By Natalie F. Jones
KANSAS CITY – Ronald Washington remembers a time when there were more jobs in his community. He says the streets need to be cleaned up and parks built.
When elected officials start addressing the concerns of citizens, he’ll participate in the political system.
Until then, he will be a nonvoter.
Washington, 30, lives in Kansas City, Mo., but grew up in Kansas City, Kansas, and lived in Germany and Texas for a few years before moving back to the Missouri side of the city. He recently started a new job at a plant that makes mufflers for Ford, and before that he worked at an air brake company.
Washington has never voted in an election. He is not registered to vote, and doesn’t see how his vote can make an impact.
“It really doesn’t make a difference to me. Because it’s always the same old stuff. Nothing ever changes,” he said.
A survey by the Medill School of Journalism found six types of nonvoters. Washington most resembles the “Too Busy” category, which make up 20 percent of nonvoters – he works full time, many of his family and friends vote, and he believes government can play a role in helping society. But he has never participated.

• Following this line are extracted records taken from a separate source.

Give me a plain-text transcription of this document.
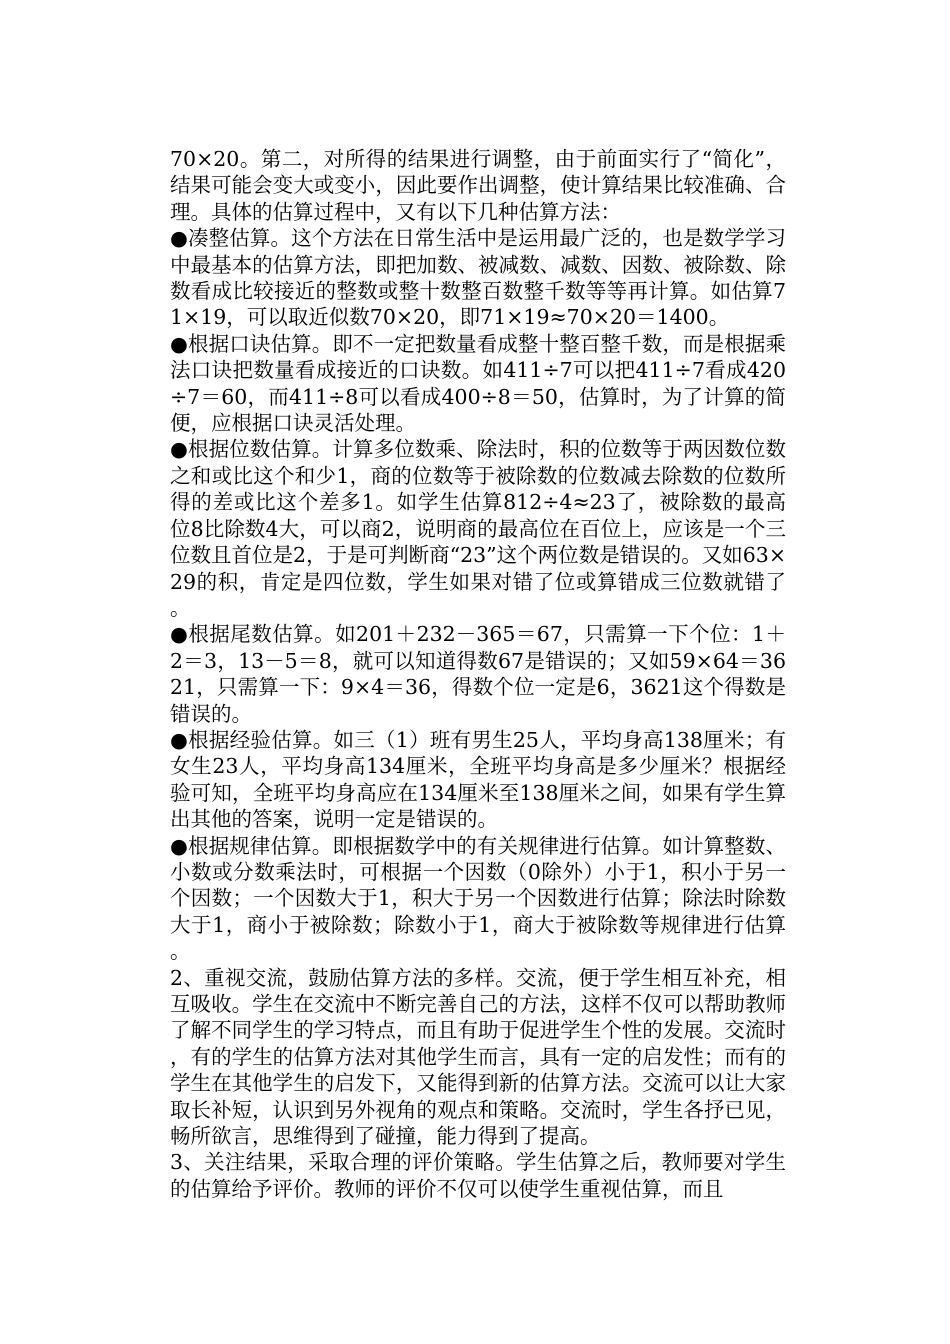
70×20。第二，对所得的结果进行调整，由于前面实行了“简化”，结果可能会变大或变小，因此要作出调整，使计算结果比较准确、合理。具体的估算过程中，又有以下几种估算方法：

●凑整估算。这个方法在日常生活中是运用最广泛的，也是数学学习中最基本的估算方法，即把加数、被减数、减数、因数、被除数、除数看成比较接近的整数或整十数整百数整千数等等再计算。如估算71×19，可以取近似数70×20，即71×19≈70×20＝1400。

●根据口诀估算。即不一定把数量看成整十整百整千数，而是根据乘法口诀把数量看成接近的口诀数。如411÷7可以把411÷7看成420÷7＝60，而411÷8可以看成400÷8＝50，估算时，为了计算的简便，应根据口诀灵活处理。

●根据位数估算。计算多位数乘、除法时，积的位数等于两因数位数之和或比这个和少1，商的位数等于被除数的位数减去除数的位数所得的差或比这个差多1。如学生估算812÷4≈23了，被除数的最高位8比除数4大，可以商2，说明商的最高位在百位上，应该是一个三位数且首位是2，于是可判断商“23”这个两位数是错误的。又如63×29的积，肯定是四位数，学生如果对错了位或算错成三位数就错了。

●根据尾数估算。如201＋232－365＝67，只需算一下个位：1＋2＝3，13－5＝8，就可以知道得数67是错误的；又如59×64＝3621，只需算一下：9×4＝36，得数个位一定是6，3621这个得数是错误的。

●根据经验估算。如三（1）班有男生25人，平均身高138厘米；有女生23人，平均身高134厘米，全班平均身高是多少厘米？根据经验可知，全班平均身高应在134厘米至138厘米之间，如果有学生算出其他的答案，说明一定是错误的。

●根据规律估算。即根据数学中的有关规律进行估算。如计算整数、小数或分数乘法时，可根据一个因数（0除外）小于1，积小于另一个因数；一个因数大于1，积大于另一个因数进行估算；除法时除数大于1，商小于被除数；除数小于1，商大于被除数等规律进行估算。

2、重视交流，鼓励估算方法的多样。交流，便于学生相互补充，相互吸收。学生在交流中不断完善自己的方法，这样不仅可以帮助教师了解不同学生的学习特点，而且有助于促进学生个性的发展。交流时，有的学生的估算方法对其他学生而言，具有一定的启发性；而有的学生在其他学生的启发下，又能得到新的估算方法。交流可以让大家取长补短，认识到另外视角的观点和策略。交流时，学生各抒已见，畅所欲言，思维得到了碰撞，能力得到了提高。

3、关注结果，采取合理的评价策略。学生估算之后，教师要对学生的估算给予评价。教师的评价不仅可以使学生重视估算，而且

Growing up, his father voted and told him it was important to vote, but the message didn’t sink in for Washington. His fiancé also votes, but they don’t discuss politics.
Washington is frustrated by the problems and lack of progress in his community.
“It’s really not all [President Barack] Obama’s fault,” he said. “You’ve got your governors, your mayors, people who could do stuff also; clean up the streets, maybe like put some parks out here. Kids don’t have anywhere to play.”
Washington wants evidence that the system works before he participates.
“If they start doing things like that, I’ll probably go vote.”
But there was one issue that got Washington’s attention in the 2012 election, and almost got him out to the polls. Proposition B on the Missouri ballot would have raised cigarette taxes from 17 cents a pack to 90 cents a pack, and put the money raised toward a health and education fund. Washington is a smoker, and was against the initiative.
“I wanted to go vote for that, but I didn’t,” he said. “I was paying attention to that because they had it on all the stores – ‘cigarettes is going up, vote, vote vote’ – but I’m pretty sure they got enough voters. There’s a lot of smokers in Missouri, they didn’t need me.”
The proposition was defeated by a slim margin – 51 percent to 49 percent.
If he had voted for president, he said he probably would have voted for Obama. But he doesn’t believe politicians really care about him and the issues he and his family face.
“They just want my vote, but after that, you know, like I said, they don’t do what they say,” he said. “So that’s why I don’t vote.”